New Male Birth Control Shots Are Here!
Men now have better option to control their fertility. This is thanks to new birth control shots that showed promise to prevent pregnancy in their female partners.
More research is under way to perfect the combination of hormonal contraceptives to cut the risk of mild to moderate side effects, including depression and other mood disorders.
But the efficacy of the product is proven to prevent pregnancy. This is attested by Mario Philip Reyes Festin, MD, of the World Health Organization in Geneva, Switzerland.
Festin said, “The study found it is possible to have a hormonal contraceptive for men that reduces the risk of unplanned pregnancies in the partners of men who use it.”
This new study was published in the Endocrine Society’s Journal of Clinical Endocrinology & Metabolism.
The researchers invited 320 healthy men ages 18 to 45 to take part in the study. The men underwent testing to make sure they had a normal sperm count at the start of the study.
The men received injections of 200 milligrams of a long-acting progestogen called norethisterone enanthate (NET-EN) and 1,000 milligrams of a long-acting androgen called testosterone undecanoate (TU) for up to 26 weeks to suppress their sperm counts.
Once a participant’s sperm count was lowered to less than 1 million/ml in two consecutive tests, the couple was asked to rely on the injections for birth control. Once the participants stopped receiving the injections, they were monitored to see how quickly their sperm counts recovered.
Does It Prevent Pregancy?
The hormones were effective in reducing the sperm count to 1 million/ml or less within 24 weeks in 274 of the participants.
The researchers found that the contraceptive method was effective in nearly 96 percent of continuing users.

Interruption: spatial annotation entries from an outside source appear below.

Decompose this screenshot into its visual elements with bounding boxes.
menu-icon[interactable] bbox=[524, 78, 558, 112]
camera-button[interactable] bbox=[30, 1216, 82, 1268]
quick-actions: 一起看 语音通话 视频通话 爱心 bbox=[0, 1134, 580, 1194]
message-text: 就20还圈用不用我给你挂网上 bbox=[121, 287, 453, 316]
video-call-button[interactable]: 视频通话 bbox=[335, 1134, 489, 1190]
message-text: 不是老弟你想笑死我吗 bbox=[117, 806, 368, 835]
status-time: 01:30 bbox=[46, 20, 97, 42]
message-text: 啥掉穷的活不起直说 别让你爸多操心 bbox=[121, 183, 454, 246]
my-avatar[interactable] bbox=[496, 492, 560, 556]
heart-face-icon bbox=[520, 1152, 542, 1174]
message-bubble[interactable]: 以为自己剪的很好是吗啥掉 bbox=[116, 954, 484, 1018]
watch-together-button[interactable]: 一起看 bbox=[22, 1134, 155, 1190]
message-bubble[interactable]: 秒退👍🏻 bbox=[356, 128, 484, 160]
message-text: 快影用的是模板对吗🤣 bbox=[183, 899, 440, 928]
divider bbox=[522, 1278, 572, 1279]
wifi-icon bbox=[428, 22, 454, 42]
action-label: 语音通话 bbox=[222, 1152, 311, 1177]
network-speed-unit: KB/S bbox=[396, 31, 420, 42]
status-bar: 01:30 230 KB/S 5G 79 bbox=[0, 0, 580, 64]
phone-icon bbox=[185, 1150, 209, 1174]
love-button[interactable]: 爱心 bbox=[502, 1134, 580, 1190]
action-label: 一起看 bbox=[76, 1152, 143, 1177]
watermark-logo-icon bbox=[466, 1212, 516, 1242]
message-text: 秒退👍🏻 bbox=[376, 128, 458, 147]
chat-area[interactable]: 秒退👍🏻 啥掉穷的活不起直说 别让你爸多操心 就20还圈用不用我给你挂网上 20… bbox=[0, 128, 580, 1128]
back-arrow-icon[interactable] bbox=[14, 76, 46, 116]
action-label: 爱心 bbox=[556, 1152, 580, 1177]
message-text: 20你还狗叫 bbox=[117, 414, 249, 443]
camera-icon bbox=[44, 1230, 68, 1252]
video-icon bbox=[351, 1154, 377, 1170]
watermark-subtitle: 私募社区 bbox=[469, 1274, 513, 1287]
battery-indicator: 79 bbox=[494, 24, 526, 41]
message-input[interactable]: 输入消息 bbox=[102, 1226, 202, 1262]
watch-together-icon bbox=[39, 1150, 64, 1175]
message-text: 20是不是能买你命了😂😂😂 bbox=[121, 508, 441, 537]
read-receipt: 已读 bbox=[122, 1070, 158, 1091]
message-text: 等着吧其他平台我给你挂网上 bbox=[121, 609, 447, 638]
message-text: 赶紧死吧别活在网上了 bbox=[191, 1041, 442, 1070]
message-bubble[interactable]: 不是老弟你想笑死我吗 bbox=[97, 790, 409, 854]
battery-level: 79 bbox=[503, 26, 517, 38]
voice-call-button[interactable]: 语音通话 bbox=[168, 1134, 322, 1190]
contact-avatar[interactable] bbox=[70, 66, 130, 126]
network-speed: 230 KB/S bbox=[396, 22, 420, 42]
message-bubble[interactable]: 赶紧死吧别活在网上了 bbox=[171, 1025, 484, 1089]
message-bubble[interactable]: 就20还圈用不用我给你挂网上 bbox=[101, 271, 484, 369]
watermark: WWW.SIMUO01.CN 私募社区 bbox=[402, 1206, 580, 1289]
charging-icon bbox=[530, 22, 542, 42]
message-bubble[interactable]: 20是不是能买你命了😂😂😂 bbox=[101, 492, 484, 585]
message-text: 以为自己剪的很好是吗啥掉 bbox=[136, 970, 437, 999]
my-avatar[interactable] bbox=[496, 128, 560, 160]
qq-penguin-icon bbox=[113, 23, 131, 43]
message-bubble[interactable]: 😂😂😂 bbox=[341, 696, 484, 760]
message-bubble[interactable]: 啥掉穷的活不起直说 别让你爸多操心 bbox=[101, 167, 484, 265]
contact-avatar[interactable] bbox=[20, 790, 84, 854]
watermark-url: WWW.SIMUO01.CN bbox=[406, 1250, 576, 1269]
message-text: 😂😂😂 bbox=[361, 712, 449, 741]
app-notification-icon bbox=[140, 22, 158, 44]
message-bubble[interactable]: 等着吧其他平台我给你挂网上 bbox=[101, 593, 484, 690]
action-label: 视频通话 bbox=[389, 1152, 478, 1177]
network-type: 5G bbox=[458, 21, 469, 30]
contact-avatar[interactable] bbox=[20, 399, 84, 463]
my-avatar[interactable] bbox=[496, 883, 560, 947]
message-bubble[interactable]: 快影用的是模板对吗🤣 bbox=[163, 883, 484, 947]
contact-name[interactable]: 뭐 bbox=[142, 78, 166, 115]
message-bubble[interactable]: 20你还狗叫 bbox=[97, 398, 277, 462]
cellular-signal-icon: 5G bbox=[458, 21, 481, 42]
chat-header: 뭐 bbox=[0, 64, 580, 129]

Researchers Still Working to Perfect Birth Control Shots
The research has suffered setbacks due to the rate of adverse events, particularly depression and other mood disorders.
Despite the adverse effects, more than 75 percent of participants reported being willing to use this method of contraception at the conclusion of the trial.
However, the researchers highlighted the need for more research to consider the efficacy and safety of the birth control for men.
Festin said, “Although the injections were effective in reducing the rate of pregnancy, the combination of hormones needs to be studied more to consider a good balance between efficacy and safety.”